Dari berbagai pendapat tokoh diatas, maka bisa ditarik benang putih bahwa pendidikan dan kebudayaan itu adalah : 1. Nafas Kita. Pendidikan adalah belajar. Belajar memerlukan waktu 24 jam. Setiap detik harus merupakan pembelajaran. Konsep ini telah berhasil dilaksanakan oleh pondok pesantren dan individual. Rumah tangga yang berhasil adalah mereka menerapkan pola belajar 24 jam. Belajar di sekolah mungkin hanya sebagai referensi, selanjutnya di kembangkan di rumah. 2. Masyarakat yang menilai. Budi pekerti atau yang sekarang sedang ngetop adalah pendidikan karakter (Walaupun sebenarnya saya kurang setuju menyamakan budi pekerti dengan karakter). Budi pekerti sebaiknya diserahkan kepada masyarakat. Masyarakat yang mengelola sekaligus menilai. Sebab budi pekerti memang masih tergantung dengan situasi dan kondisi setempat. Tapi secara umum bahwa satu daerah dengan daerah yang lain memiliki ruh yang sama yaitu akhlak yang luhur.

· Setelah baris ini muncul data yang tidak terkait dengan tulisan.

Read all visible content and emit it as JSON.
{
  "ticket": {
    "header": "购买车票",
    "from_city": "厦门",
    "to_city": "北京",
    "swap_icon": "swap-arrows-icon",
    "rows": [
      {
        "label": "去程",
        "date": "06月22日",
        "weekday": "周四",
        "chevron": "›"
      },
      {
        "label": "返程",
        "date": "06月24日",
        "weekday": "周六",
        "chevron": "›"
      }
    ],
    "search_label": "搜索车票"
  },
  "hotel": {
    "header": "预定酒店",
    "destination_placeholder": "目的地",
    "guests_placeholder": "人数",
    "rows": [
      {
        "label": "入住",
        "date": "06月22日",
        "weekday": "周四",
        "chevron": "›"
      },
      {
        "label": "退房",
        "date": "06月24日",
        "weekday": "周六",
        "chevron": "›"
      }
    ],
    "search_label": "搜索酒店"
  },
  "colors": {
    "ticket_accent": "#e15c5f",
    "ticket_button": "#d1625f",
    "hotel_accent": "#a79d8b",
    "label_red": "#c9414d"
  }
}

Akhlak mengajarkan manusia menjadi manusia yang sesungguhnya. Budi pekerti meletakkan posisi manusia. Dengan orang yang lebih tua harus bersikap tertentu, dengan umur yang sejajar dan umur yang lebih muda menempatkan diri dengan kedudukan tertentu. Tradisi yang adi luhung juga mendidika agar cinta terhadap alam dan makhluk yang lain.